Journal 29

 August 6 - August 12

After this Friday: FREEDOM (for two weeks)! I cannot put into words how bad I need a break from school. Hopefully my trip to D.C. will refresh me for the fall semester. The cooler weather along with the approach of Halloween will definitely lift my spirits. Not to mention, some places will have snow starting in October, so that is a big thing to look forward to. 
Anyways, for my final OSTEP summary of the course:

Chapter 36 focused on I/O devices and the specifics on how the OS interacts with input/output hardware. The hierarchical bus design contains quicker devices such as the memory bus close to the CPU, while slower ones such as USB are situated in the peripherals further away from the CPU. Per the canonical device model, the hardware interface contains the status register, command register, and data register. Internals might include the CPU, memory, and hardware-specific chips. I/O protocol typically goes as follows: poll the device until ready, send the data, send the command, and poll until done. However, polling wastes CPU cycles for slow devices. In order to improve efficiency, interrupts allow for the device to signal the OS when it is done, which is better for slow devices but can actually be worse for fast ones due to context switch overhead. Using hybrid polling along with interrupts allows for brief polling, then the use of interrupts. Direct memory access (DMA) offloads data transfers from CPU to the DMA engine, thus freeing the CPU for other tasks. 

Chapter 37 delved into hard disk drives structure and performance factors. The interface of which is an array of numbered 512-byte sectors, with only single-sector writes guaranteed atomicity. Physically, the structures consist of platters with magnetic surfaces, tracks of concentric circles of sectors for each surface, and a disk head on an arm that can move between tracks. The time spent waiting for a desired sector to rotate under the head is referred to as rotational delay, moving the head to the correct track is called seek time, and reading and writing once the head is in place is known as transfer time. For optimization, the text recommended track skewing to align data across different tracks, zoning outer tracks to have more sectors, and on-drive caches. The I/O time equation is key for this week's learning: TI/O= Tseek + Trotation + Ttransfer

Chapter 39 explained the abstraction and interface of files and directories in UNIX-like systems. Files are linear arrays of bytes with low-level IDs (known as inodes), and the OS stores them without interpreting the contents. Directories, on the other hand, map human-readable names to inodes and form a hierarchy starting at /. Some key system calls include open() with O_CREAT to create, read(), write(), close(), and lseek() to change current file offset. File descriptors are per-process integer handles to open files that point to system-wide open file table entries. The open file table tracks offset, permissions, and the inode pointer. Offset management grants sequential access updates that offset automatically. fork() and dup() can make processes share file table entries.

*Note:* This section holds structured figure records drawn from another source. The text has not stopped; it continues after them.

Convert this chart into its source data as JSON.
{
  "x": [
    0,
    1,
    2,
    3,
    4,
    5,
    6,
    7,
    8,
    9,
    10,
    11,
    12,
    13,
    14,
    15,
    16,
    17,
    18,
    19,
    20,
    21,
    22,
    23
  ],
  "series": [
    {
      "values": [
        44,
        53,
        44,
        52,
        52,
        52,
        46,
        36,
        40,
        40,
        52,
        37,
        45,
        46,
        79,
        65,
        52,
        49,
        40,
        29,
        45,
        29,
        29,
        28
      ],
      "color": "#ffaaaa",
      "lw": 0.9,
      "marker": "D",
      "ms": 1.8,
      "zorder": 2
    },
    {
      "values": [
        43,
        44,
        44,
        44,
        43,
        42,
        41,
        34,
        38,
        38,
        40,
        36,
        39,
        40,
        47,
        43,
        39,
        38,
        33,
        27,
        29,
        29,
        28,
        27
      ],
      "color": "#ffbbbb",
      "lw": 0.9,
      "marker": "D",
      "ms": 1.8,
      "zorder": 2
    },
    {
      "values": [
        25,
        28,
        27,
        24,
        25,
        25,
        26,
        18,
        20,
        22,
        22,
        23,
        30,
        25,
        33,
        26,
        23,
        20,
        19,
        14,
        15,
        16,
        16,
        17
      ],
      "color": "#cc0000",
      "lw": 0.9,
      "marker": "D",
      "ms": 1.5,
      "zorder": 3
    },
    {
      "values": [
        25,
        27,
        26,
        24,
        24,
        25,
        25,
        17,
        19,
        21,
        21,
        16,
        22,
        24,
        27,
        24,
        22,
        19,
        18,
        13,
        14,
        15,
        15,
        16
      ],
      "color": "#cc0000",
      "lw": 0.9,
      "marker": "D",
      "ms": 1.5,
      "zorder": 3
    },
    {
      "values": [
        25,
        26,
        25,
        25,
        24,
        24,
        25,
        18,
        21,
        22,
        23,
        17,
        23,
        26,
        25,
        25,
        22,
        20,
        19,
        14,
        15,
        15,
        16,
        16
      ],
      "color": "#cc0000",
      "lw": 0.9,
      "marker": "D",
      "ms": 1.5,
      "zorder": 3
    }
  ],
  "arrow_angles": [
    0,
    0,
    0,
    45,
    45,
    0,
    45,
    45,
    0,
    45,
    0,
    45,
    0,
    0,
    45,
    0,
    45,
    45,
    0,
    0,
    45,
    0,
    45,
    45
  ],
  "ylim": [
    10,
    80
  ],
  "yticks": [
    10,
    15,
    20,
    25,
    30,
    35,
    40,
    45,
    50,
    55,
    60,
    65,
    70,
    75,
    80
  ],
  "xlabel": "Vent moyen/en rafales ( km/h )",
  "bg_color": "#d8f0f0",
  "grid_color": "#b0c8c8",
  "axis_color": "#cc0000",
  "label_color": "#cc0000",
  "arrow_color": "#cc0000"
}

Chapter 40 introduced vsfs to illustrate core file system concepts. The on-disk layout contains the superblock (file system metadata), bitmaps (track free vs. allocated inodes and data blocks), inode table (array of inodes), and data region (stores file contents). Inodes are important as they store file size, ownership, timestamps, permissions, and block pointers. Direct pointers, of course, point directly to data blocks. Indirect pointers point to blocks that contain more pointers. The file access flow begins with a system call, locates the inode, follows block pointers, and reads the data blocks. Some design trade offs include pointer-based being flexible, although metadata-heavy, and extent-based being compact but much less flexible if the disk is fragmented.